To dramatize the tactical advantage of separating them beyond Advantage to hit, make the monster's normal attacks have high accuracy but low damage (+5 to hit, 1d4+1 damage), but can also attempt a Wild Blow, which is a special action that causes -5 to hit and +5 to damage, which they can only do if the attacking creature only has one hostile adjacent to them (making them feel comfortable about going for the kill and attacking recklessly).

Combined, your players have incentive to separate the enemies to prevent Pack Tactics, but only in a way that means that the enemies don't feel comfortable spamming Wild Blow.

Wildarm
2018-11-27, 01:07 PM
Another good level 1 challenge is a combined skill challenge.

Present the players with an challenging non-combat situation for example: Alarms are raised - There is fire in the city! Some people are trapped in a burning building!

Let them know this is a skill challenge and the mechanics of it. More important at higher levels but make it clear it's a group effort and they can't just magic their way out of it.

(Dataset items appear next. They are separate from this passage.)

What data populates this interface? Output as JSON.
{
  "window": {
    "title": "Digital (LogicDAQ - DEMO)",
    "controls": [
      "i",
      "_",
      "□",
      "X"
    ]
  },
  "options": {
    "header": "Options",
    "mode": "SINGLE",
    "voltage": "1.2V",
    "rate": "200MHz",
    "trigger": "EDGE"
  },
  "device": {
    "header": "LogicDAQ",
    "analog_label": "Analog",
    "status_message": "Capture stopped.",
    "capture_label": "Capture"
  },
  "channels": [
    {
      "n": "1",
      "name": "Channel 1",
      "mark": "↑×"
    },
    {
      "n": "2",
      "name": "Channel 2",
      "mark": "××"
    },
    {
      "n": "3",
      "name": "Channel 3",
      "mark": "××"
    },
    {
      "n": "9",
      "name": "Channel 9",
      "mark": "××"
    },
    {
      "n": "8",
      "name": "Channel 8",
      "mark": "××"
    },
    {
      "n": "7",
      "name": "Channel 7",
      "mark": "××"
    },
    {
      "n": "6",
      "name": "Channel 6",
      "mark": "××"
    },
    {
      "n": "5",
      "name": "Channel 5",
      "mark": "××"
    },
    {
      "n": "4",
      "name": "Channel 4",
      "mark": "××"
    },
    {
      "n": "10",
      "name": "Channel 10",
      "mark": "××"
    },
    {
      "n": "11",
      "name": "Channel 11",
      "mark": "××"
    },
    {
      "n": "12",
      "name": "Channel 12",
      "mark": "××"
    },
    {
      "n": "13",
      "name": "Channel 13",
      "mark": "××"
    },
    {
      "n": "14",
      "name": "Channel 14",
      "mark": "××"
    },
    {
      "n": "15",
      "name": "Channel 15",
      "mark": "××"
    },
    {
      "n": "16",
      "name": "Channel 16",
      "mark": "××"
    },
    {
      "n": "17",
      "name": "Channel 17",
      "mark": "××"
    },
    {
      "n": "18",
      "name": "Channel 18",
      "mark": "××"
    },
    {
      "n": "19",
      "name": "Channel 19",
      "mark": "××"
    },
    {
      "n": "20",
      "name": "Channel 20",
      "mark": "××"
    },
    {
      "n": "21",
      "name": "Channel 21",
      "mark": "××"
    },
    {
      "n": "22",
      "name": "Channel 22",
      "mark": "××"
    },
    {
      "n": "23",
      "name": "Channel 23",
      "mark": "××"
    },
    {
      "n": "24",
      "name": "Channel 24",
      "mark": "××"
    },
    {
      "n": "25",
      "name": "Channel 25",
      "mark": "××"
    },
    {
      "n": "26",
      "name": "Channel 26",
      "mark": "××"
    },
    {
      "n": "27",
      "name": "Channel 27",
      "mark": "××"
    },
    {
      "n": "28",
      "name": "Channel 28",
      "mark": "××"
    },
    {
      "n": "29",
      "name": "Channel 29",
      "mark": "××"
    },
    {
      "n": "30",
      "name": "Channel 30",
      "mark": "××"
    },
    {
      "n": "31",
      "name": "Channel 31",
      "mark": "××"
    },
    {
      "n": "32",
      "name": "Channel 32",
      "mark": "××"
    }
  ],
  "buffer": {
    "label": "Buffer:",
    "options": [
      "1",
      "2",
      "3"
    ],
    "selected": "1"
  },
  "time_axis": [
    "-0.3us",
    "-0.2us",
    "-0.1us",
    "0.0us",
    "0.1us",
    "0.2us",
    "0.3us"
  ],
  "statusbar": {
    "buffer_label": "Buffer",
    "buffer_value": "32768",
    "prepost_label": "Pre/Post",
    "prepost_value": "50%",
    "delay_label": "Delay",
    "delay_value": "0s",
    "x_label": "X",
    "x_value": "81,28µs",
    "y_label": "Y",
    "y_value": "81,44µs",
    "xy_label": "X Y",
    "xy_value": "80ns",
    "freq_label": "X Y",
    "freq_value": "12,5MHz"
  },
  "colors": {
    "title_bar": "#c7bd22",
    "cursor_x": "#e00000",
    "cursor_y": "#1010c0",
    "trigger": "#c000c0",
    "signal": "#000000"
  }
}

Have the group come up with how they are all working together to save people:

- Athletics checks to brake down doors and lift out unconscious survivors
- Con checks to avoid smoke/fire damage
- Persuasion checks to help calm crowds and get help
- Survival checks to aid people in entering a burning building(breathing masks, soaked robes, etc)
- Casting checks to use magic creatively to help people or suppress fires(control flame/water, healing spells, ice/cold cantrips, etc)

Key is to have them work together and feel like they are aiding each other. One person's success can often lead to advantage on the next persons roll. Failures are a failing forward thing... You fail to break down the door on the first attempt but hearing the screams for help inside emboldens you to cover yourself and bash through a partially burnt wall and take some damage.

I usually go around the table twice and tally up the number of successes and see how they do. If successes > failures they complete their goal and are praised as heroes. Less and they have some consequences. Perhaps they couldn't save everyone. Maybe they barely do but some people still got inadvertently hurt from their actions or they damaged the property more than needed.